2. Furthermore, CD is entitled to terminate the agreement if circumstances occur, the nature of which are such that performance of the agreement is impossible, or if any other circumstances occur, the nature of which are such that unchanged maintenance of the agreement cannot reasonably be demanded from CD.
3. If the agreement is terminated, CD’s claims against the Buyer shall be immediately due and payable. If CD suspends the fulfilment of the obligations, it shall retain its rights pursuant to the law and agreement.
4. If CD proceeds to suspend or terminate the agreement, it shall not be required to provide compensation in any shape or form for the loss and costs arising from this in any way.
5. If the termination can be attributed to the Buyer, CD shall be entitled to compensation of the loss, including the direct and indirect costs incurred as a result.
6. If the Buyer fails to fulfil its obligations arising from the agreement and this failure justifies termination, CD shall be entitled to terminate the agreement forthwith and with immediate effect, without any obligation on its part to provide any compensation or indemnification, whilst the Buyer will be obliged to provide compensation or indemnification due to breach of contract.
7. If the agreement is terminated early by CD, CD shall enter into negotiations in consultation with the Buyer about the work still to be performed regarding the agreement in question, including a possible transfer to a third party. This is unless the termination can be attributed to the Buyer. If a possible transfer of the work to a third party leads to additional costs for CD, these shall be charged to the Buyer. The Buyer is required to pay these costs within the term stated for them, unless CD indicates otherwise.
8. In the case of winding-up, a moratorium (application) or liquidation, attachment – if and in so far as the attachment is not lifted within three months – at the Buyer’s expense, debt rescheduling or any other circumstance as a result of which the Buyer can no longer freely dispose of its assets, JLshall be free to terminate the agreement forthwith and with immediate effect or to cancel the order or agreement, without any obligation on its part to provide any compensation or indemnification. In that case, CD claims against the Buyer shall be immediately due and payable.

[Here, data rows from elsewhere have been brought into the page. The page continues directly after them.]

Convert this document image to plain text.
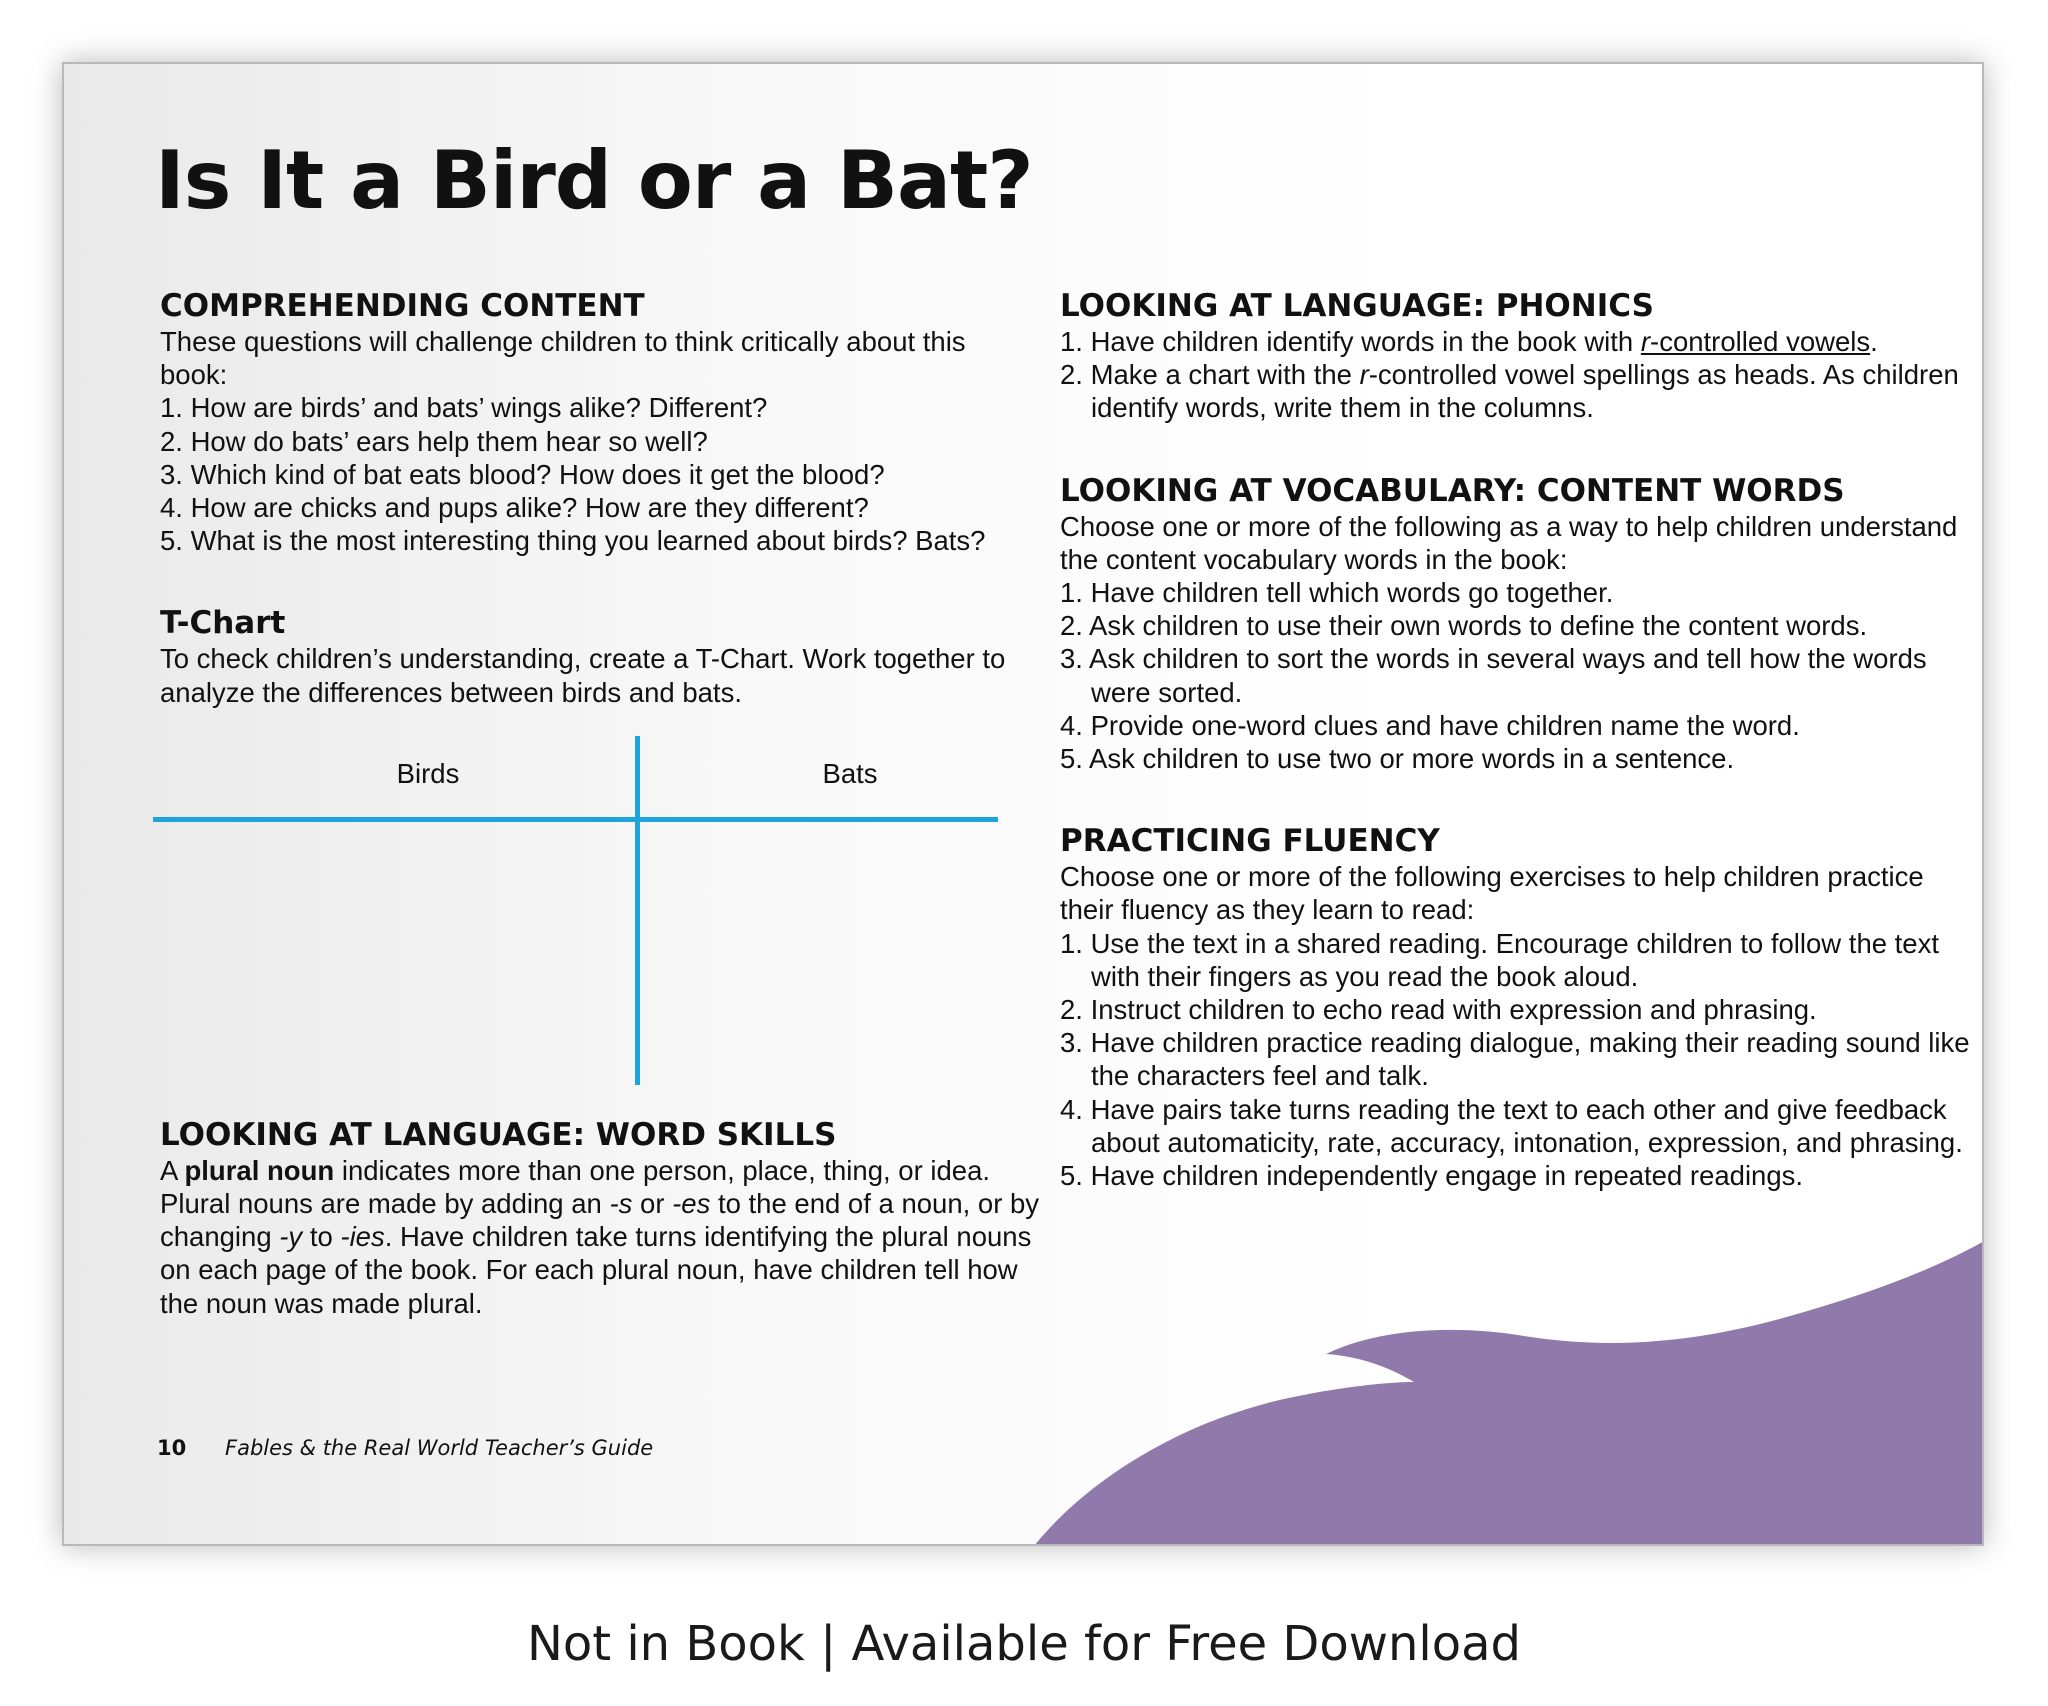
Is It a Bird or a Bat?
COMPREHENDING CONTENT

These questions will challenge children to think critically about this book:

1. How are birds’ and bats’ wings alike? Different?
2. How do bats’ ears help them hear so well?
3. Which kind of bat eats blood? How does it get the blood?
4. How are chicks and pups alike? How are they different?
5. What is the most interesting thing you learned about birds? Bats?
T-Chart

To check children’s understanding, create a T-Chart. Work together to analyze the differences between birds and bats.

Birds	Bats
LOOKING AT LANGUAGE: WORD SKILLS

A plural noun indicates more than one person, place, thing, or idea. Plural nouns are made by adding an -s or -es to the end of a noun, or by changing -y to -ies. Have children take turns identifying the plural nouns on each page of the book. For each plural noun, have children tell how the noun was made plural.

LOOKING AT LANGUAGE: PHONICS
1. Have children identify words in the book with r-controlled vowels.
2. Make a chart with the r-controlled vowel spellings as heads. As children identify words, write them in the columns.
LOOKING AT VOCABULARY: CONTENT WORDS

Choose one or more of the following as a way to help children understand the content vocabulary words in the book:

1. Have children tell which words go together.
2. Ask children to use their own words to define the content words.
3. Ask children to sort the words in several ways and tell how the words were sorted.
4. Provide one-word clues and have children name the word.
5. Ask children to use two or more words in a sentence.
PRACTICING FLUENCY

Choose one or more of the following exercises to help children practice their fluency as they learn to read:

1. Use the text in a shared reading. Encourage children to follow the text with their fingers as you read the book aloud.
2. Instruct children to echo read with expression and phrasing.
3. Have children practice reading dialogue, making their reading sound like the characters feel and talk.
4. Have pairs take turns reading the text to each other and give feedback about automaticity, rate, accuracy, intonation, expression, and phrasing.
5. Have children independently engage in repeated readings.
10 Fables & the Real World Teacher’s Guide
Not in Book | Available for Free Download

11 Retention of title and Reverse Engineering
1. CD retains the title of the delivered Hardware, until the purchase price of these goods has been fully settled by the Buyer.
2. Apart from mandatory statutory exceptions, Reverse engineering of the CD/Right Connections hardware and the software present thereon is not permitted without the prior written permission of CD.
12 Price increases and specification changes
CD is entitled to change the prices and specifications of the Hardware and of the app at any time it chooses to do so.
Prices displayed on the app for tow bar configuration are displayed at full price, a 50% discount will be applied upon the receipt of proof of purchase. If this cannot be supplied within the app in the form of a photographed delivery note or corresponding invoice number then the ticket will be processed at the price displayed. If proof of purchase is provided after the invoiced date then the discount shall be applied.
Price increases and specification changes are valid and apply from the time when they are visible on the app.
13 Applicable law
Every agreement between CD and the Buyer is governed by UK Law.